Saturday, September 10, 2022

Under The 1st Amendment The Federal Government Should Have No Role Policing Thought

mises |   There are themes in the West that are difficult to question without running the risk of receiving sharp criticism. For the following themes, for example, there is a position considered “correct” by Western collective opinion: “Welfare State,” “climate policy,” “multicultural society,” or “covid-19 vaccination.” It is implied that the “acceptable” position to each one of these themes can and should be adopted without any prior critical analysis at the individual level.

The list of these themes is not static; new ones rise to prominence in society, while others become less important over time. In recent years two new themes have emerged: “authoritarian Russia” and “communist China,” which is not surprising considering that Washington, and thus, by extension. the West, has decided to treat these two nations as strategic enemies. A recent study shows, for example, that in a very short time the percentage of Americans with a negative view of China increased dramatically, from 46 percent to 67 percent. This is not a coincidence, but the result of a media communication strategy.

The Critique of the Antiwar Position

As far as Russia is concerned, the “correct” attitude to have in the West, especially since the start of the Ukraine conflict on February 24, 2022, is no less than an absolute condemnation of that country. Support for Ukraine must be comprehensive and can receive social confirmation by a small blue and yellow flag on Facebook. Unconditional support for the economic war waged by Western leaders against Russia is also socially required for Europeans, even though they will be the first to suffer from it.

It is for this reason that the Amnesty International report of August 4, 2022, which confirmed that “Ukrainian forces putting civilians at risk and violating the laws of war when they operate in populated areas” became a media bomb, not only in Ukraine but also in the West. This report disturbs a lot of people because it is not in line with the black and white view of Russia as a criminal aggressor and Ukraine as an innocent victim.

The people who do not take the “correct” stance on the conflict in Ukraine are often accused of being “pro-Russian,” even when this stance simply consists in being objective; by considering the recent history and behavior of the various protagonists. They are considered “pro-Russian” because they do not express unconditional support for Ukraine, but more often, propose conditions for peace. Indeed, the position of most of these critics is not at all “pro-Russian,” but “pro-peace” by supporting active Western efforts to reach a ceasefire, thus sparing as many Ukrainian lives as possible.

Western media did not react when, on July 14, 2022, the Ukrainian government published a black list of Western politicians, academics, and activists who, according to Kiev, “promote Russian propaganda.” This list includes leading Western intellectuals and politicians, such as Republican Senator Rand Paul, former Democratic Congresswoman Tulsi Gabbard, military and geopolitical analyst Edward N. Luttwak, the political realist John Mearsheimer, and award-winning freelance journalist Glenn Greenwald.

Though this Ukrainian blacklist should obviously have been condemned in the West, it has hardly elicited any reactions at all, because the Western media already agree with its conclusion: the people on the list are already criticized in their own countries for not adopting the pro-Ukrainian position. Moreover, would the Ukrainian government have dared to publish such a list if it had not had the prior agreement of Washington?

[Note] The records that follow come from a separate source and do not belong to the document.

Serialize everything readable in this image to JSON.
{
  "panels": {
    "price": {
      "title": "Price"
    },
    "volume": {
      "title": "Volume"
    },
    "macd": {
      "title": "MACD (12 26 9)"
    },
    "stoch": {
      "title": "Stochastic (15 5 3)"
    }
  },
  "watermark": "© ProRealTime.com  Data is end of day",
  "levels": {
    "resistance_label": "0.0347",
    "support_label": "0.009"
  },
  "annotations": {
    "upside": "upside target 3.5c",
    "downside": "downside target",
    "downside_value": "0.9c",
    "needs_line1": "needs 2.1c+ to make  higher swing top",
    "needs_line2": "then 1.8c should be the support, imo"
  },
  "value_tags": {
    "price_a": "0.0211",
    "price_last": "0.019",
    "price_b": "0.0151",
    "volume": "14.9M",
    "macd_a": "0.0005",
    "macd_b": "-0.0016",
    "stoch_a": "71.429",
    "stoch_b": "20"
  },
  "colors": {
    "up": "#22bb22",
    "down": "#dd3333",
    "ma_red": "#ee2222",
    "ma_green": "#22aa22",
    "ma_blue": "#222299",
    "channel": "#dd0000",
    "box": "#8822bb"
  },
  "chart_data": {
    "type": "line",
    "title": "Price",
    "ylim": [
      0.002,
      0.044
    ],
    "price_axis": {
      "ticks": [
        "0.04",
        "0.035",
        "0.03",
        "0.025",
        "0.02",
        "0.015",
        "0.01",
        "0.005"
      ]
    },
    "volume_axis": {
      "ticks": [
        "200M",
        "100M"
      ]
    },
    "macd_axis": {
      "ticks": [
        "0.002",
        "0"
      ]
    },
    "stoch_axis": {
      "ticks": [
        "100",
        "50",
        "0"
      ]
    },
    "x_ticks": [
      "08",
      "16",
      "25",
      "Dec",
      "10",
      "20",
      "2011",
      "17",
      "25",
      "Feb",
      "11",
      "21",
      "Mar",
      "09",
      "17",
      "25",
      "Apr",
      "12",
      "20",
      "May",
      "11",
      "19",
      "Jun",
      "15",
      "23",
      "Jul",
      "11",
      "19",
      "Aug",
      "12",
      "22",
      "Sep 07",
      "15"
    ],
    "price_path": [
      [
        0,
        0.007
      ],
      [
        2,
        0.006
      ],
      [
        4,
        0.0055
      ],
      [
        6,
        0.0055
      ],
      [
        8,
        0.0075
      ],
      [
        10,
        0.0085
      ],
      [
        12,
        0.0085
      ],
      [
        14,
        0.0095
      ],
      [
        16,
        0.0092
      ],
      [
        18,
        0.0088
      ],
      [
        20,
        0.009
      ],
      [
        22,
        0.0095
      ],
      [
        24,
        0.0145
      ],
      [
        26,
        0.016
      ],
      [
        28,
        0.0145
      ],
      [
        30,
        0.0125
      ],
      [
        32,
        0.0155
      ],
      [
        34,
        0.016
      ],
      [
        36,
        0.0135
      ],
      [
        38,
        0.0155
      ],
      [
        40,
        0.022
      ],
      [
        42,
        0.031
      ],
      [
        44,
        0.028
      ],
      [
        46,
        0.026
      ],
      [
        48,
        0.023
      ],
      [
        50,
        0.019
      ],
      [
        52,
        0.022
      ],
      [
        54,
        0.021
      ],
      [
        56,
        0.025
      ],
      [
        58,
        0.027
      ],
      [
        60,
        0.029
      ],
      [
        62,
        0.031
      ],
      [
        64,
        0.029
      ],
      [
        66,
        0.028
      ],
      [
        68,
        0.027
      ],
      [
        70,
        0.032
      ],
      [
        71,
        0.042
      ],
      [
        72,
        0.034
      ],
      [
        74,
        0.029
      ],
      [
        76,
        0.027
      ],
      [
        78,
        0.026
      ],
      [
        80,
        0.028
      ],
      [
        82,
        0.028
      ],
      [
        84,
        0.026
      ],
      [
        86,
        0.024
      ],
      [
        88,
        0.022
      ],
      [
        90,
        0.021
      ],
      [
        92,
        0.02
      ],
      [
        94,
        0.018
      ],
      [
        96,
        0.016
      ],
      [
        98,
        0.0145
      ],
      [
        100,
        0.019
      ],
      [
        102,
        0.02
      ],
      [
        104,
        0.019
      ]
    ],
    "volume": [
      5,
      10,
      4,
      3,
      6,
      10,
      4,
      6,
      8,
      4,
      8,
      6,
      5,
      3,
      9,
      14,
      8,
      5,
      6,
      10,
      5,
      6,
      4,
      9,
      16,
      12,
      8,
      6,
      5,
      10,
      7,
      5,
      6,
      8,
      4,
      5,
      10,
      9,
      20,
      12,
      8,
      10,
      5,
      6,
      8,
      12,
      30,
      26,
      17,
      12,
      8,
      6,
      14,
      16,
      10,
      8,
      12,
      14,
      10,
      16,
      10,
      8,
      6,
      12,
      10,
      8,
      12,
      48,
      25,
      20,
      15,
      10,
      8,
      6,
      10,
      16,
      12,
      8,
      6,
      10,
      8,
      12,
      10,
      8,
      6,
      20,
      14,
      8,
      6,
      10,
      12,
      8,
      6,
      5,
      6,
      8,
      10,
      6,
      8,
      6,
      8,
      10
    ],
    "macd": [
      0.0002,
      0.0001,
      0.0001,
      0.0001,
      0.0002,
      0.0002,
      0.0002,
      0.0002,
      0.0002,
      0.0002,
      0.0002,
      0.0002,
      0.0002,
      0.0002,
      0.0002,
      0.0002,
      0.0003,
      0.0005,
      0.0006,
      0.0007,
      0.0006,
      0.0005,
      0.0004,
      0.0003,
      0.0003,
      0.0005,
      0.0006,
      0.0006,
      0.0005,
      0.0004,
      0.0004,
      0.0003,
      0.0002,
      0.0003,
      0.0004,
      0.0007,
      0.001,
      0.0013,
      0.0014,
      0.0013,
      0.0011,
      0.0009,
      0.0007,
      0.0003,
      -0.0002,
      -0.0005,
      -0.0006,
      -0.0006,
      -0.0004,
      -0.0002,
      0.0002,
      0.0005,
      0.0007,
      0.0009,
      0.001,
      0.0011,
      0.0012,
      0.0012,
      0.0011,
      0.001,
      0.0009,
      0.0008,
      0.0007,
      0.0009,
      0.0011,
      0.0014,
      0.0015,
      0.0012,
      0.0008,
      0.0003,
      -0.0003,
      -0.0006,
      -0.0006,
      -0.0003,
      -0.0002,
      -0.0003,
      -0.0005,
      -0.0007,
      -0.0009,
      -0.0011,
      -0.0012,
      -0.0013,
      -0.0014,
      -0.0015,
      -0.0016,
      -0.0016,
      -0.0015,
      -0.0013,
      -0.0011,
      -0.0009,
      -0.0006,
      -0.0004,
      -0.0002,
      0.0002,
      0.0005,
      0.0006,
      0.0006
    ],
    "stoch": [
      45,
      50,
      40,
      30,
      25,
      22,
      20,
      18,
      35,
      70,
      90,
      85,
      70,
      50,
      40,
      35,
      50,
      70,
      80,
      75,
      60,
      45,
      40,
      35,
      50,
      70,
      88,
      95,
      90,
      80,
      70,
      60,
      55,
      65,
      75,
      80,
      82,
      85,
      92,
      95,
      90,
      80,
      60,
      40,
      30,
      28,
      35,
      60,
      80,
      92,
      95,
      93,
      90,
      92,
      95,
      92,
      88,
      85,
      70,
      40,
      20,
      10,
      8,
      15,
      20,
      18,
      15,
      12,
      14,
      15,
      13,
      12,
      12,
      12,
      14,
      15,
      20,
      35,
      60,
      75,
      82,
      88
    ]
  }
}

The Formation of the Collective Opinion

What is happening in the case of the attitude toward Russia, as well as in the other themes mentioned above, is not surprising or new. In his famous work, On Liberty (1859), John Stuart Mill is perhaps today best known for his prescient early warning of the dangers of the “collective opinion”; the “tyranny of the majority” in the form of “the dominant opinions and feelings that society is trying to impose” on a minority.

Society’s majority is naturally intolerant of nonconformism, because thinking like everyone else gives psychological comfort and strengthens social ties. Yet, though society depends on collective opinion for its social cohesion, paradoxically it also depends for its well-being on views that run counter to this majority opinion. Just as natural science progresses only through the sometimes tortuous but generally respectful process of peer review, society also needs minority opinions and dissident voices to curb the permanent search for consensus on the part of the majority.